Espressione della tendenza al decentramento contrattuale è costituita dagli accordi

collettivi Fiat, maturati in un contesto particolare a seguito del dissenso di un’organizzazione

sindacale nel biennio 2010-2011, e culminati nella sottoscrizione, per tutti gli stabilimenti del gruppo,

del contratto collettivo del 13 12 2011. In particolare, il contratto collettivo del 13 dicembre 2011,

pur avendo come destinatario un unico “gruppo” industriale, è stato definito dalle parti stipulanti

un contratto specifico “di primo livello”, in quanto ha regolato organicamente ogni aspetto del

rapporto di lavoro, applicabile a tutto il personale del gruppo in sostituzione della precedente

disciplina del contratto nazionale di categoria, in seguito al recesso dell’azienda dal sistema di

rappresentanza confindustriale.

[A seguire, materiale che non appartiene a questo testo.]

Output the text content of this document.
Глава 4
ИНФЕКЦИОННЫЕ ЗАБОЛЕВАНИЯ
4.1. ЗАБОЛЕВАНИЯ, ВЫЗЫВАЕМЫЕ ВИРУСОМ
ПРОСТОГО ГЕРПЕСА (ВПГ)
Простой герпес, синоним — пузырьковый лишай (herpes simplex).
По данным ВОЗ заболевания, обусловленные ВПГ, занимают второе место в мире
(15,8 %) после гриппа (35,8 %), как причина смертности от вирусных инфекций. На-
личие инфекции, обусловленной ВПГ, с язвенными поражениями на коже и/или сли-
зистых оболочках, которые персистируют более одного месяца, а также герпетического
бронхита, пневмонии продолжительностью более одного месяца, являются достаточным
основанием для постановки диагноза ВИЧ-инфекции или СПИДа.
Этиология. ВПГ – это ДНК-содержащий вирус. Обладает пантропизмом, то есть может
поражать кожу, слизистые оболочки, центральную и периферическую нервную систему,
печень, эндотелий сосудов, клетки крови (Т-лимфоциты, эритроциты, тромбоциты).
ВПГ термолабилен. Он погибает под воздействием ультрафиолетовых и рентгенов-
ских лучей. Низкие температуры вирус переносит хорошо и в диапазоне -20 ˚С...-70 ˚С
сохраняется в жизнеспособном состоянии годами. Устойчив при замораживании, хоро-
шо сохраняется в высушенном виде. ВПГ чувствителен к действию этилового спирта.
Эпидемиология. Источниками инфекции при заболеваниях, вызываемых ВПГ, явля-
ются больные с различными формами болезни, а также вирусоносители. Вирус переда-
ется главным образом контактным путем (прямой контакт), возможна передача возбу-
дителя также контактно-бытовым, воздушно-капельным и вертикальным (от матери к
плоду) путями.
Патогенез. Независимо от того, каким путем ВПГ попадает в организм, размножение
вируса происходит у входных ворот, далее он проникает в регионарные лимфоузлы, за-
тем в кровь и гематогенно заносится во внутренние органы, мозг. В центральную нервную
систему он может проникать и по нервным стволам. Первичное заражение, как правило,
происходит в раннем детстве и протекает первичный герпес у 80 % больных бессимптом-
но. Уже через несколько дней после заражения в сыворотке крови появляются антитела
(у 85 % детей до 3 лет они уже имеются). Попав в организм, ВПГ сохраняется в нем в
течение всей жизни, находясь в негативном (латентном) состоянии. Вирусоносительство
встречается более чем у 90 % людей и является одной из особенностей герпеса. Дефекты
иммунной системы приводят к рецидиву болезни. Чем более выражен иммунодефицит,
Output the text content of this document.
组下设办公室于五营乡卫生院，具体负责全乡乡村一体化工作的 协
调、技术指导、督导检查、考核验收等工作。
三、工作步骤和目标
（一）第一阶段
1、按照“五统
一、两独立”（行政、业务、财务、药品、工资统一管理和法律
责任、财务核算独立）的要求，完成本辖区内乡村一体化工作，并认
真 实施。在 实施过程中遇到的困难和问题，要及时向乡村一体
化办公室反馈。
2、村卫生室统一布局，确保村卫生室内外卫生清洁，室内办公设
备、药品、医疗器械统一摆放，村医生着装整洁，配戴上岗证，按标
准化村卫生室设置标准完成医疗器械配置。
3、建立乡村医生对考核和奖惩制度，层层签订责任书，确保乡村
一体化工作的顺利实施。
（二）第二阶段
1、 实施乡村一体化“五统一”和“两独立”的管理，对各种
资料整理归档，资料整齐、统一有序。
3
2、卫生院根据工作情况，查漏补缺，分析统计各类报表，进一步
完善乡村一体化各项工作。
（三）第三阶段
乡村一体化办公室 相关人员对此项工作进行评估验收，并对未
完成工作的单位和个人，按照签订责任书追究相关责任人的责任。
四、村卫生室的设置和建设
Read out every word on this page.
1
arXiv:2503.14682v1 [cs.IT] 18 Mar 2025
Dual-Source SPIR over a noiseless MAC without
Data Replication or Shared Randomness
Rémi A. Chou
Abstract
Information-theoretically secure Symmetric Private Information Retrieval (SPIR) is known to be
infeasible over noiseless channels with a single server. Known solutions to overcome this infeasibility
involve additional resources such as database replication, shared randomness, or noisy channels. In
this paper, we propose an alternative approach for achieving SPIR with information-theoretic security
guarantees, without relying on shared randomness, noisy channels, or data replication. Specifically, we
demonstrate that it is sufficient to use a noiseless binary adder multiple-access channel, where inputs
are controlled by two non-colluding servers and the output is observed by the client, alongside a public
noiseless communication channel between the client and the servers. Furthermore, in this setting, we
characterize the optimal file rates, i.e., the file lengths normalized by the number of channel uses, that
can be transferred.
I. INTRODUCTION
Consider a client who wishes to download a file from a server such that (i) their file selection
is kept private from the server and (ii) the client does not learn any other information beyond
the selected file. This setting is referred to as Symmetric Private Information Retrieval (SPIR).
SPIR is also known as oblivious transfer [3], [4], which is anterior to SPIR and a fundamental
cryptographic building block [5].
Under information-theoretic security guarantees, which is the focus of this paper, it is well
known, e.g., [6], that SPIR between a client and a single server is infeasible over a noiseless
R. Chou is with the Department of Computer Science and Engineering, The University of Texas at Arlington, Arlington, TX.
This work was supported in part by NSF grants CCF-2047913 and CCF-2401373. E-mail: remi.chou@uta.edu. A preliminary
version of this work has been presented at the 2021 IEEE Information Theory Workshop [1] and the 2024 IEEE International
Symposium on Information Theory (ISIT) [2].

Con tale vicenda, si è realizzato non solo un modello negoziale

derogatorio del contratto nazionale di categoria quanto piuttosto un sistema parallelo di relazioni

sindacali del tutto autonomo, svincolato dal più generale comparto metal- meccanico perché

riferito all’intero settore automobilistico italiano. Tale soluzione, peraltro favorita dal carattere

monopolistico della Fiat in tale comparto produttivo, ha sicuramente influito su talune scelte

legislative, come l’art. 8, l. n. 148/2011 e l’art. 51, d.lgs. n. 81/2015, che hanno riconosciuto una

sostanziale fungibilità fra i diversi livelli della contrattazione collettiva. Nell’art. 51, d.lgs. 81/2015, si

delinea in particolare un modello contrattuale che tende a porre sullo stesso piano gli accordi

nazionali con quelli territoriali e aziendali senza necessità di alcuna delega da parte del livello

superiore, sul presupposto di una loro piena fungibilità.